When auditing the cash balance, auditors focus on relevant financial statement assertions and assess risks of material misstatement to ensure the accuracy of financial reporting.
According to professional auditing standards, financial statement assertions are relevant if there is a reasonable possibility that a misstatement could cause the financial statements to be materially misstated. The most relevant assertions for cash include:
Existence: Ensuring that the cash balance reported in financial statements actually exists in bank accounts.
Valuation: Confirming that cash balances, particularly foreign currency holdings, are accurately translated and recorded.
Presentation and Disclosure: Verifying that any restrictions on cash (e.g., restricted funds, pledged cash) are properly disclosed​.
Auditors assess the potential for material misstatements using the WCGW approach, which identifies key risks associated with the cash balance:
The reported cash balance may not actually exist in the company's bank accounts.
Fraudulent financial reporting could involve inflating cash balances.
If a company holds cash in multiple currencies, improper foreign currency translation could lead to misstatements.
The company may fail to adjust the cash balance using the appropriate exchange rates.
The company may have restrictions on cash balances (e.g., funds held as collateral) that are not properly disclosed.
Certain cash balances could be misclassified, impacting liquidity ratios and financial decision-making​.

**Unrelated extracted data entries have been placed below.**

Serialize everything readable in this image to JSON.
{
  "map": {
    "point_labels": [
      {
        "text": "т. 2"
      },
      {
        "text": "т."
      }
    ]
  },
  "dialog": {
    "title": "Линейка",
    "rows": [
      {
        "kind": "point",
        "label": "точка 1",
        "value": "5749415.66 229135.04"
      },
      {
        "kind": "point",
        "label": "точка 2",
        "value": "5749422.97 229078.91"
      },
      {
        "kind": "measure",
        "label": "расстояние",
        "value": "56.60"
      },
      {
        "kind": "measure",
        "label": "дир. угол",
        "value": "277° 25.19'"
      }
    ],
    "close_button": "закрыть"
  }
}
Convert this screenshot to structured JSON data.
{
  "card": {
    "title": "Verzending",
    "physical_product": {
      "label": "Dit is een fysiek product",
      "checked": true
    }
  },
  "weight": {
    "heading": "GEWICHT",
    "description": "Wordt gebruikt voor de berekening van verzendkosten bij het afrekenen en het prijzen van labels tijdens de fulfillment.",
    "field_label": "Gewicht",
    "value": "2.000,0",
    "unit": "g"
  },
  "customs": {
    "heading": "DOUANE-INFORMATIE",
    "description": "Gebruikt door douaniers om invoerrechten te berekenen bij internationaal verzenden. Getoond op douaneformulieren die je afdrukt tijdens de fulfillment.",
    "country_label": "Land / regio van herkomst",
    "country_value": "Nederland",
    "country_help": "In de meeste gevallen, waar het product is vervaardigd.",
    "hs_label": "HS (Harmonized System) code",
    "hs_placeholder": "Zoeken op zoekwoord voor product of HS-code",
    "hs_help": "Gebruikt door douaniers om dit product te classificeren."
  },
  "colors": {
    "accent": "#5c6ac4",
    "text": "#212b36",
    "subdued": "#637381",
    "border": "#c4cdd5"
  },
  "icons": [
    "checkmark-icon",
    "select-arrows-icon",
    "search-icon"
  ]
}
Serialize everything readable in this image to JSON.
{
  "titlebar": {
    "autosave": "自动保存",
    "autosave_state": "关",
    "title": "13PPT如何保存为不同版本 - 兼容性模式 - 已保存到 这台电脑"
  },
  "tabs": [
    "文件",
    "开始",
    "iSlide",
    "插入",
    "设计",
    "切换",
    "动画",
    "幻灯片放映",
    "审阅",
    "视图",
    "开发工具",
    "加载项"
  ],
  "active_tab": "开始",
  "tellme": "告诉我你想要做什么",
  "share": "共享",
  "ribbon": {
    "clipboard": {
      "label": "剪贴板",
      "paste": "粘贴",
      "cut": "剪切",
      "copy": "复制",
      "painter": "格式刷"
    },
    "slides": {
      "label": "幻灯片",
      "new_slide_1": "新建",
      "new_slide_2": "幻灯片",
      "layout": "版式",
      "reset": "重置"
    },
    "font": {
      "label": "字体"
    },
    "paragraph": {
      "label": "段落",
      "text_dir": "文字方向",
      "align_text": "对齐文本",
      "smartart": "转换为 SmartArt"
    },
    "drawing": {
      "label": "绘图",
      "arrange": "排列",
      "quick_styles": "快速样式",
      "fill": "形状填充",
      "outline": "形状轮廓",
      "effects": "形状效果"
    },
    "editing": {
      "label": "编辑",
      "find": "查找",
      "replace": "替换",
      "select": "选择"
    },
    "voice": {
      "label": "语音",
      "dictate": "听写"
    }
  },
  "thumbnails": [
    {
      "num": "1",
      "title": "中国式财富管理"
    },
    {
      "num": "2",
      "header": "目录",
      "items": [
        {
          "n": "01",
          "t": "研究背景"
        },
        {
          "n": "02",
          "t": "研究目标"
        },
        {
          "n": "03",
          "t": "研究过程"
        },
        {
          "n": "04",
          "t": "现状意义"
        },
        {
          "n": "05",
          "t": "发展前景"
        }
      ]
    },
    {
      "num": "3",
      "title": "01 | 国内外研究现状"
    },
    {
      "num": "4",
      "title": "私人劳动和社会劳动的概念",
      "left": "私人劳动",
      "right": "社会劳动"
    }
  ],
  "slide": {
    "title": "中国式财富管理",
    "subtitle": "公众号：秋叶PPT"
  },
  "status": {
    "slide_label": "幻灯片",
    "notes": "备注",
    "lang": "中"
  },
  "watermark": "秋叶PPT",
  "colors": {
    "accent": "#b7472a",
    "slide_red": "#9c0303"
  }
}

Bank Confirmations: Auditors send confirmation requests to banks to verify cash existence.
Review of Foreign Currency Transactions: Auditors check exchange rate calculations and verify them against external sources.
Examining Bank Reconciliations: Auditors test bank reconciliations to ensure no fraudulent adjustments are made.
Disclosure Review: Auditors examine footnotes and disclosures to ensure compliance with GAAP or IFRS.
By identifying these risks and applying appropriate audit procedures, auditors reduce the risk of issuing an incorrect audit opinion on cash balances.